Un segnale incoraggiante, in controtendenza, è giunto lo scorso mese di giugno dal Consiglio nazionale, che ha approvato nella revisione in corso della Lpt – che per altre possibilità di costruzione al di fuori delle zone edificabili è invece previsto diventi ancor più restrittiva – l’introduzione della particolarità degli edifici degni di protezione, nel senso che siano ‘conservate’ (e non che debbano restare ‘immutate’) le caratteristiche essenziali dell’aspetto esterno, della struttura edilizia e dei dintorni.

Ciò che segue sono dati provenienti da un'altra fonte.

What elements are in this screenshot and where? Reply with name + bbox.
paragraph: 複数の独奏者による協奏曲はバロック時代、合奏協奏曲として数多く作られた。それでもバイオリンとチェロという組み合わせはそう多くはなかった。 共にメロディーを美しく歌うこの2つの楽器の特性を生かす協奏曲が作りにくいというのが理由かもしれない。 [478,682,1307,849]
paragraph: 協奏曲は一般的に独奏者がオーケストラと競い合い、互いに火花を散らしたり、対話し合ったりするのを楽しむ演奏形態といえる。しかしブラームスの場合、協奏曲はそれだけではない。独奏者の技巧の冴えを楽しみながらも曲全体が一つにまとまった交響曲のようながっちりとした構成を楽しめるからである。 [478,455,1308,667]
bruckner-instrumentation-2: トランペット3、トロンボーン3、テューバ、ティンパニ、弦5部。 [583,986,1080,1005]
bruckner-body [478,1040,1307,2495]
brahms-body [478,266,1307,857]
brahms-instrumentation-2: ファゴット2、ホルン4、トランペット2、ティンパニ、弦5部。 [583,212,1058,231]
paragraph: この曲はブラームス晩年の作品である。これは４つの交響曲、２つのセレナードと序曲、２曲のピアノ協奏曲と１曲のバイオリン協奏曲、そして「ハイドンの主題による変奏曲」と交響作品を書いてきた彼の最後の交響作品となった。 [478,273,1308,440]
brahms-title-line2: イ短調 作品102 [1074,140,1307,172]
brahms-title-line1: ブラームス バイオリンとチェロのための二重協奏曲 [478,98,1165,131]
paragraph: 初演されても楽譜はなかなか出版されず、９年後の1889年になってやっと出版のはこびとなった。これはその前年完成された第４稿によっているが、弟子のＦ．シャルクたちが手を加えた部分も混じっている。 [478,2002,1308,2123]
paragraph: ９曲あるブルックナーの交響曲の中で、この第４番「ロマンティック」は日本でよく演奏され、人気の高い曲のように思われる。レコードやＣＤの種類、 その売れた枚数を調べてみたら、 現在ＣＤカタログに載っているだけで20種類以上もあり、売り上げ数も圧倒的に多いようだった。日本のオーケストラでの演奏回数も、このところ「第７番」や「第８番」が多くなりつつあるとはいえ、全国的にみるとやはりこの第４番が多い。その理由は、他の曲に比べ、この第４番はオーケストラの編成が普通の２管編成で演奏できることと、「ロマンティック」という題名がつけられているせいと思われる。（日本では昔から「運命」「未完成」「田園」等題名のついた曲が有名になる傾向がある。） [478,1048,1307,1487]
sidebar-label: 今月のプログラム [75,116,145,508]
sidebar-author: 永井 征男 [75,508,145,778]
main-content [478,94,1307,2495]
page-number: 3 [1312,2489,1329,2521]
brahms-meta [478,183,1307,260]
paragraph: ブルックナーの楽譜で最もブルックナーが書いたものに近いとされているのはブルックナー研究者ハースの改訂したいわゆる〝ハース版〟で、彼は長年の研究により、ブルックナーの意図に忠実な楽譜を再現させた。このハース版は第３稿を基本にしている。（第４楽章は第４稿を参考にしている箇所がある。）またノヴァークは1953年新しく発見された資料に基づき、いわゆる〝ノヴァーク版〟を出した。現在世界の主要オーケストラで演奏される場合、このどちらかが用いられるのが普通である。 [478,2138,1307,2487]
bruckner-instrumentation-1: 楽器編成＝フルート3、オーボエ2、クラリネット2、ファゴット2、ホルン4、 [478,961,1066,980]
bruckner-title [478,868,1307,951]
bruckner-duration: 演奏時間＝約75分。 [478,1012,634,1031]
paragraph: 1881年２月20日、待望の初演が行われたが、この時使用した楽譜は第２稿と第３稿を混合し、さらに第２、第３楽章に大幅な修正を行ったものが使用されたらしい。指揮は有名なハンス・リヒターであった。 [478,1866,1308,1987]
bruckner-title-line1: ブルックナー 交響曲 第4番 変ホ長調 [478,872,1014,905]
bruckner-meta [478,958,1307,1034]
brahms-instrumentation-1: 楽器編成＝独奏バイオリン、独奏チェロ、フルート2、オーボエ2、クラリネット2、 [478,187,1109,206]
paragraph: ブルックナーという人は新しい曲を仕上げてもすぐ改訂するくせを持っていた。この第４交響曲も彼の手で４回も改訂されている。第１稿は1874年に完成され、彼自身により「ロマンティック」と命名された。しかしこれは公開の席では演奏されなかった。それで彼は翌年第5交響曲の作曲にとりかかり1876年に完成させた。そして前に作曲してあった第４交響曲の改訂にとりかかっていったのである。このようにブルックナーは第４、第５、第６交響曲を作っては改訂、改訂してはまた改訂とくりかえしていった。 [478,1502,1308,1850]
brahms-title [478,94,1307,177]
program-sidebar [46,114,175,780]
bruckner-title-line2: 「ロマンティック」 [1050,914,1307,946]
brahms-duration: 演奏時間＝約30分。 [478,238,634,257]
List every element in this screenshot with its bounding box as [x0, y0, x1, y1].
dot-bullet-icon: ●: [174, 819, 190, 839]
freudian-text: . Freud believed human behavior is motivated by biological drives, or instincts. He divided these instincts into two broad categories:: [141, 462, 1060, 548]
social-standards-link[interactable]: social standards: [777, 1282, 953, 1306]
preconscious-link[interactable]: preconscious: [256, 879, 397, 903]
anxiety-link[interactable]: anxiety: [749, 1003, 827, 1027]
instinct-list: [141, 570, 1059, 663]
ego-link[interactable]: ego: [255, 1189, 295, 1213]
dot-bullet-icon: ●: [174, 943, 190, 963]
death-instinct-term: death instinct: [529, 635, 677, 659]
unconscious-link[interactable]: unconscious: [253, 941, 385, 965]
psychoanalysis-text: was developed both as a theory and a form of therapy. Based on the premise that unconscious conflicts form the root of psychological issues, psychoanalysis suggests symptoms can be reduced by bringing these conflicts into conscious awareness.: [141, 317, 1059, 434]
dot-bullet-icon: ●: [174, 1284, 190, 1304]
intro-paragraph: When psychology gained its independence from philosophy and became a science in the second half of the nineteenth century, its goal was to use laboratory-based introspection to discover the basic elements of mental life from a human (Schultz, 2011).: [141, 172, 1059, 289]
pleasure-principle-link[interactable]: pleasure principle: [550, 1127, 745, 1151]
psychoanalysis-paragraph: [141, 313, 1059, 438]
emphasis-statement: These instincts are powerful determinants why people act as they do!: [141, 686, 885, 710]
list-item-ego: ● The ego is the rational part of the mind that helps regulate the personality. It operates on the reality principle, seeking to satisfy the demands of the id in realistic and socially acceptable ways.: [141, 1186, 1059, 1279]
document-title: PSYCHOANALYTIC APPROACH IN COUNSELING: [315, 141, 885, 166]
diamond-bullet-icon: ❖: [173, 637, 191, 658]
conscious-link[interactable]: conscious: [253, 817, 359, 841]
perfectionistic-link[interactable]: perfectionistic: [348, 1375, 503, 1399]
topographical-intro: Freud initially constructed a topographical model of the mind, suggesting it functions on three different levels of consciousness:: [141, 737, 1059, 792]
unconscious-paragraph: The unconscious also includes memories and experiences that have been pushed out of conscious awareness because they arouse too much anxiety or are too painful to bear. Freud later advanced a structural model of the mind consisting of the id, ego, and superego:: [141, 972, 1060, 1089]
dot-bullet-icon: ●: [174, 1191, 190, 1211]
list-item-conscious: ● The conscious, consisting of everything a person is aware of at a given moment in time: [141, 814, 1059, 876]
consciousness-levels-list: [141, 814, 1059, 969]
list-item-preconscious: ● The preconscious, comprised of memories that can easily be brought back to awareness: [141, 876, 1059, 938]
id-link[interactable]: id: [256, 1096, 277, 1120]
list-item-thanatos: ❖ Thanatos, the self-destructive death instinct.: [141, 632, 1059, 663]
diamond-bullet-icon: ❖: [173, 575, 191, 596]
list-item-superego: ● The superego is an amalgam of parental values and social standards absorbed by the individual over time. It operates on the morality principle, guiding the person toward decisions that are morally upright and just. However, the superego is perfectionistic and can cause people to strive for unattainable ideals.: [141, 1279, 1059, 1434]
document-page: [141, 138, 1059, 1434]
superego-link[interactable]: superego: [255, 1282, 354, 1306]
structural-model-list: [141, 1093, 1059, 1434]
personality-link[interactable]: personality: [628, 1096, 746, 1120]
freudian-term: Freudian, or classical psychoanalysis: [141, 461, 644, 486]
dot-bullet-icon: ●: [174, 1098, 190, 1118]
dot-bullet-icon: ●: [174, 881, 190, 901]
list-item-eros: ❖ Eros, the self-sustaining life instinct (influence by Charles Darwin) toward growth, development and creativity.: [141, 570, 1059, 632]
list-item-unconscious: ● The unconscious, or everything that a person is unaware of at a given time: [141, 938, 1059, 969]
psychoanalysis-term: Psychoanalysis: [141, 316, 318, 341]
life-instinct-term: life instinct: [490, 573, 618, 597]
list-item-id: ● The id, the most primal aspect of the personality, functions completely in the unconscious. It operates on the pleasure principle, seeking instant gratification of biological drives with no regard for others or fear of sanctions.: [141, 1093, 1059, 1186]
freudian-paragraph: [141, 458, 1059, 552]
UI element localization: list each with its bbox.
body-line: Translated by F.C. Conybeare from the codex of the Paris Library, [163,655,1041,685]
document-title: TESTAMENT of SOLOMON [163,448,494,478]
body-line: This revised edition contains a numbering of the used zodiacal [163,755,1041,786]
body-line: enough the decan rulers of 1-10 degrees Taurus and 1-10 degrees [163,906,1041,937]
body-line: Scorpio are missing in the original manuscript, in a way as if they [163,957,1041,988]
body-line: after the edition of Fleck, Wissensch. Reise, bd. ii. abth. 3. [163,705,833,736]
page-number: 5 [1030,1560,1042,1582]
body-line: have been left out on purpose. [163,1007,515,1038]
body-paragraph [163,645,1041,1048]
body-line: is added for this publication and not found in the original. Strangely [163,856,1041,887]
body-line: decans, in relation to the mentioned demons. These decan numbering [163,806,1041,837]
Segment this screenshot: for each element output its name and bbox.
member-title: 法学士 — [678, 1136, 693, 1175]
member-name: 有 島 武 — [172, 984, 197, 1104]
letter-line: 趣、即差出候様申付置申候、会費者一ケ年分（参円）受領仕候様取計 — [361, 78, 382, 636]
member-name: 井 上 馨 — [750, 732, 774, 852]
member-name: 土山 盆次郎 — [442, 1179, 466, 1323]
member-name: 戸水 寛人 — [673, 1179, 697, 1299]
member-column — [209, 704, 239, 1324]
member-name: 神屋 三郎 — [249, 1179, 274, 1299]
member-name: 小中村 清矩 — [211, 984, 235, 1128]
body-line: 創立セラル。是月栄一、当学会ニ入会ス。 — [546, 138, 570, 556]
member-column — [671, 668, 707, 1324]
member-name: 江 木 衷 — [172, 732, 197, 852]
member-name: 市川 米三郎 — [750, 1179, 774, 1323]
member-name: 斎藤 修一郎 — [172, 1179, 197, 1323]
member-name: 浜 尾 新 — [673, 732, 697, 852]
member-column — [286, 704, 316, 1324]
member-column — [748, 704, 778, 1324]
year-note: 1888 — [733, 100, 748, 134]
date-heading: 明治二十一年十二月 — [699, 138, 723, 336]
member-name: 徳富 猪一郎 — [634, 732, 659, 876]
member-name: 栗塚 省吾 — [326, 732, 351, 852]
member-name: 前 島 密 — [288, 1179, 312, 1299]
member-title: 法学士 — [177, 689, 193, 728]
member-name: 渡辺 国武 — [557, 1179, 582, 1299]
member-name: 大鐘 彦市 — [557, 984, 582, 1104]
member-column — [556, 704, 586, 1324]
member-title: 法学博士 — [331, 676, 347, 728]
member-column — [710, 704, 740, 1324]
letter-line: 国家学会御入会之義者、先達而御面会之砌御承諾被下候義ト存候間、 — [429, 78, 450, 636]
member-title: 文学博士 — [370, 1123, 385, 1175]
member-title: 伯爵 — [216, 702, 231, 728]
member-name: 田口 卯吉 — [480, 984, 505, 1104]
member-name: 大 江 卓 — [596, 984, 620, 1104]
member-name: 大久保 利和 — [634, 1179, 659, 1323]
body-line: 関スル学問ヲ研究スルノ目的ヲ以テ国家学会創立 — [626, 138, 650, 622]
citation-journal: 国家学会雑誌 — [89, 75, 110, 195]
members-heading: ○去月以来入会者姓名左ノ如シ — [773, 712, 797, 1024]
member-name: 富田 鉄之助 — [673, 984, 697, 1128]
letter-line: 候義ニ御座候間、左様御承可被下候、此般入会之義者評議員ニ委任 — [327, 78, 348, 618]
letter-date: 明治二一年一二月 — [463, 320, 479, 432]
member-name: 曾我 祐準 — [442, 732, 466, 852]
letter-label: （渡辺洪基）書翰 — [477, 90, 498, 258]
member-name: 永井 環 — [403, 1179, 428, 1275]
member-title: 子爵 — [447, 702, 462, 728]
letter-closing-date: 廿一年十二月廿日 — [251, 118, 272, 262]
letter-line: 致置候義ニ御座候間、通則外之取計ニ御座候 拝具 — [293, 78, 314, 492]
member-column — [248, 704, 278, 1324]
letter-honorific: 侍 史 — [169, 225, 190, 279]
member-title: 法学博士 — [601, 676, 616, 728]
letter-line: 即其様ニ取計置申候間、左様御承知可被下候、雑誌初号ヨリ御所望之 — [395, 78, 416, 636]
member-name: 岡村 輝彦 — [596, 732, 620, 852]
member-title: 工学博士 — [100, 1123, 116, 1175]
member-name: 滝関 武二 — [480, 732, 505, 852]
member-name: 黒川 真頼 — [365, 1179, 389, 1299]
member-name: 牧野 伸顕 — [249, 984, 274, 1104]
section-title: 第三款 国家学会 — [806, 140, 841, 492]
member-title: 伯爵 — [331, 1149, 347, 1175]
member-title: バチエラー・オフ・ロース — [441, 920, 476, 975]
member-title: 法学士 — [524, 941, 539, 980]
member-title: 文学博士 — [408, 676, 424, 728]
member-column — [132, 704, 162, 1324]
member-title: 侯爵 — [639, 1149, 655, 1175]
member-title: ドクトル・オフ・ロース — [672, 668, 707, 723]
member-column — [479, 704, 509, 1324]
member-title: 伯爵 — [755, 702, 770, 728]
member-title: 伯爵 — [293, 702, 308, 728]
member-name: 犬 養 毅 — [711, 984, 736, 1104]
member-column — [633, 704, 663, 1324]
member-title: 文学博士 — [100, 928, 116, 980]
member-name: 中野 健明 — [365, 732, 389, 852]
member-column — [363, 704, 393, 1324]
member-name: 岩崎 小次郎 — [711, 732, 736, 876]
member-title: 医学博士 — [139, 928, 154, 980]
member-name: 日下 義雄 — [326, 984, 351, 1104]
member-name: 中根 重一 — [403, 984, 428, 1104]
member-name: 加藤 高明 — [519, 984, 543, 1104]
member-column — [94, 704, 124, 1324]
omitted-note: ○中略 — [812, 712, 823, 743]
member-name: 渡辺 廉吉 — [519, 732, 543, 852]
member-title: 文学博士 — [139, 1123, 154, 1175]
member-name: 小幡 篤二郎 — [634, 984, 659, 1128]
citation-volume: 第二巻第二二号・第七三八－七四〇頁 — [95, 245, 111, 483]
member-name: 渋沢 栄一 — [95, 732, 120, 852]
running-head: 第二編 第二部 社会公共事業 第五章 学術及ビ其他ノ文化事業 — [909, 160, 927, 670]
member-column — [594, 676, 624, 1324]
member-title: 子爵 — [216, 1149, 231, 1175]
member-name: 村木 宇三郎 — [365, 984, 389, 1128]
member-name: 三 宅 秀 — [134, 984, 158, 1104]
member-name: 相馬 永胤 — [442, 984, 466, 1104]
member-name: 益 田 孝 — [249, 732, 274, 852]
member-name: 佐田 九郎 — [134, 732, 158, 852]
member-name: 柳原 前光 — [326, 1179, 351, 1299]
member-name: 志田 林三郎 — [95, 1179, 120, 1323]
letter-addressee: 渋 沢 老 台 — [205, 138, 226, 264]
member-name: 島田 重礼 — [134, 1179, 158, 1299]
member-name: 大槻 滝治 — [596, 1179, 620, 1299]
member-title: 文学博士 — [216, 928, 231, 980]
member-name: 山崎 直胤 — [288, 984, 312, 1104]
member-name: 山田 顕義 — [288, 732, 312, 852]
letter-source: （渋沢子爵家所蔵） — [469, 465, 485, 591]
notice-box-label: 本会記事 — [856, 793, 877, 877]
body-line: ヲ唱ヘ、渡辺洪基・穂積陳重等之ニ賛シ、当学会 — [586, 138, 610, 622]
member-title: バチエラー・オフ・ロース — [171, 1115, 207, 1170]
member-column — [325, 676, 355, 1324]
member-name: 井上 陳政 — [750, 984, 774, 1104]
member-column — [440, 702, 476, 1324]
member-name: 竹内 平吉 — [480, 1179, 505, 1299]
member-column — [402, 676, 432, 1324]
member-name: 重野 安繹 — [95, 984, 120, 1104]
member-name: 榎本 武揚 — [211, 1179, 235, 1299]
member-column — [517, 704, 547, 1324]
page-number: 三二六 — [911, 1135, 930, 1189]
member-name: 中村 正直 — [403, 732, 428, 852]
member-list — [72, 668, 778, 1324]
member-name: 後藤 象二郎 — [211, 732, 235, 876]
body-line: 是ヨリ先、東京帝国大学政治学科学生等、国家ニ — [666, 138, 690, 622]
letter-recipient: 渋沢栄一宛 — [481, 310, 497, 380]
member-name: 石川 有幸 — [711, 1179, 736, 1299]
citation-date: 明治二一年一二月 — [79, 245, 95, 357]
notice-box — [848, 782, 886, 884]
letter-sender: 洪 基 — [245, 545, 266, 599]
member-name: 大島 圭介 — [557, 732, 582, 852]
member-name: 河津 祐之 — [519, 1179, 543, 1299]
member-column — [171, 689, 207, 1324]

Soprattutto nella gestione e pianificazione del territorio, il principio del federalismo, su cui si fonda il sistema politico svizzero, è stato in questi ultimi anni sminuito da un’evoluzione più da Stato centralista. L’esempio dei rustici ticinesi è emblematico
Su questa base, ancora da approvare dal Consiglio degli Stati, bisognerà poi lavorare anche all’attualizzazione del Puc-Peip e sul rapporto del Cantone Ticino con l’Ufficio federale dello sviluppo territoriale (Are), in modo da arrivare a un’effettiva protezione del nostro territorio e non continuare con una sterile disputa che si sta dimostrando, per quello scopo, inefficace.
Lo stesso discorso vale per lo spinoso tema del dimensionamento delle zone edificabili, che la legge federale impone di adattare tenendo conto dell’effettiva necessità in base alle previsioni statistiche di sviluppo demografico su 15 anni. Con l’approvazione della relativa scheda (R6) del Piano direttore cantonale, sottoposta il 27 giugno 2018 dal Consiglio di Stato al Gran Consiglio per decisione sulle opposizioni che erano state presentate (da quest’ultimo evase dopo quasi tre anni), il Consiglio federale ha imposto al Canton Ticino di far capo ai nuovi scenari demografici pubblicati dall’Ufficio federale di statistica nel 2020, che sulla base dell’andamento degli anni precedenti prevedevano un aumento della popolazione cantonale più contenuto rispetto alle proiezioni del 2015, utilizzate per l’allestimento, nel 2017, della scheda del Piano direttore.
Il risultato potrebbe quindi essere quello di una paralisi del potenziale di sviluppo di diverse zone del Cantone Ticino, che fossero confrontate con l’esigenza di ridurre le capacità edificatorie prima di poter modificare in modo sostanziale il Piano regolatore, mentre Oltralpe, ad esempio, Zurigo, Berna, Losanna e Ginevra continuano con la loro espansione, attirando in tal modo sempre più iniziative economiche e abitanti (che, per inciso, a seguito di altro effetto perverso della Lpt faticano ormai a trovare alloggio), grazie a situazioni geografiche e sociali sostanzialmente diverse da quelle di un piccolo cantone alpino di frontiera qual è il Ticino.
Come detto, si tratta di una gestione viepiù centralistica di temi che invece necessitano anche di tenere in debita considerazione le caratteristiche regionali, se non si vuole acuire il divario tra cantoni ricchi e cantoni poveri, tra città e campagne o tra montagna e pianura, a tutto svantaggio della coesione nazionale e dell’autenticità del nostro Stato federale.